Telecommunications and data centre providers around the world, and especially in Africa, face increasing challenges in meeting the demands driven by artificial intelligence (AI) and the rapidly changing technology landscape, which is impacting their infrastructure and services.
This is according to Jon Abbott, sales director for strategic telecom clients in EMEA at Vertiv, a global provider of critical digital infrastructure and continuity solutions, who recently addressed Kenyan leaders in the local telco, tower, and colocation arena in Nairobi. Abbott shared insights into the operational and technology changes that are set to reshape the entire communications networks landscape by 2030.
According to the 2023 Digital Quality of Life Index, a study on digital wellbeing across 92% of the world’s population, Kenya, which is ranked 76th overall of 121 countries globally and 3rd of 25 African countries across pillars that impact a population’s digital quality of life, drops to 82nd overall in terms of its AI readiness.
“The challenge for Kenya is that AI adoption is already transforming the IT stack and our IT infrastructures.

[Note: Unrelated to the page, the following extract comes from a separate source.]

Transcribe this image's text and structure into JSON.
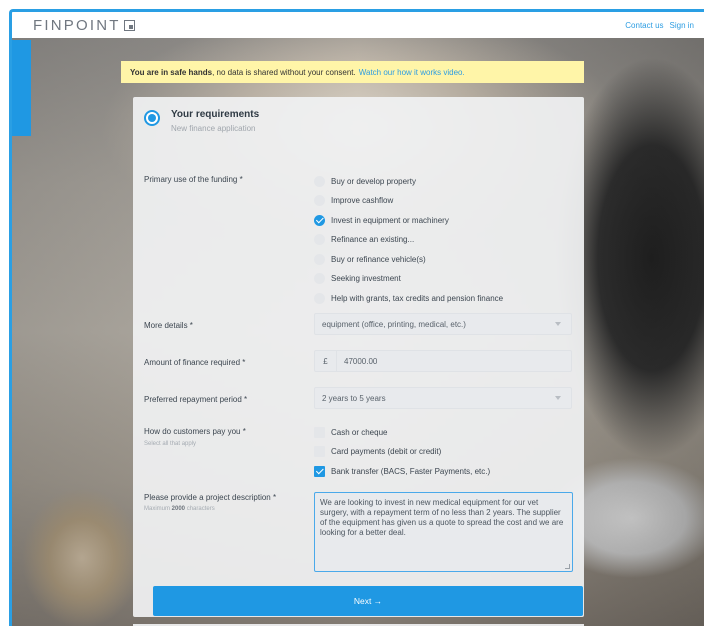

This means that accelerated architectures are needed to meet the requirements of AI workloads,” Abbott says.
He points out that the tangible network developments required will include adjustments on the operational side that consumers don’t see. This is likely to include changes in network ownership and increased costs of service largely driven by ever increasing demands for energy consumption as intelligent connectivity rises.
“This will place a greater emphasis on efficiency, while more attention will also have to be paid to sustainability and emission reduction,” Abbott explains.
At the same time, significant technology changes are expected to take place, including a greater move to the edge of the network, which will drive big tech collaboration and increased standardisation across the physical and logical infrastructure – a complex undertaking. We can also anticipate more open-source groups and commoditised hardware; data processing capability integrated into the network fabric; and new ecosystems with more private networks.
“Then there’s the Internet of Things (IoT), which has the potential to unlock insights and efficiencies across all sectors. The way this will evolve will be to propagate the landscape with processing capability, breaking the facility down into smaller and smaller localised facilities.”
What will this mean for data centres?
According to Abbott, the data centre as we see it today will not disappear. Rather, they will continue to grow, but in parallel, more and smaller “edge” data centres will populate the landscape, each with the same fundamental physical requirements as their larger counterparts – always on, never getting too hot, which will place cooling systems under strain, and operating as efficiently and securely as possible.
“The challenges all this poses in terms of energy provision, particularly in the face of energy transition and sustainability requirements to meet the 2030 global emissions reduction goals, will be considerable,” he says.
Other hurdles to be overcome range from meeting the likely exponential growth in rack density and constraints on skills availability, to trade-offs between new builds and retrofits, power grid constraints, and an increasing need for short turn-around times as well as repeatable, quick-to-deploy designs.
“The bottom line is that AI will be a major challenge for network providers with data consumption and creation accelerating across all sectors, and data processing saturating the facility landscape. While this could be daunting for providers, having the right partner at your side – one that can assist with power and thermal management, and integrated rack solutions – every step of the way will help to smooth your deployment journey. Vertiv is well placed to be such a partner,” Abbott concludes.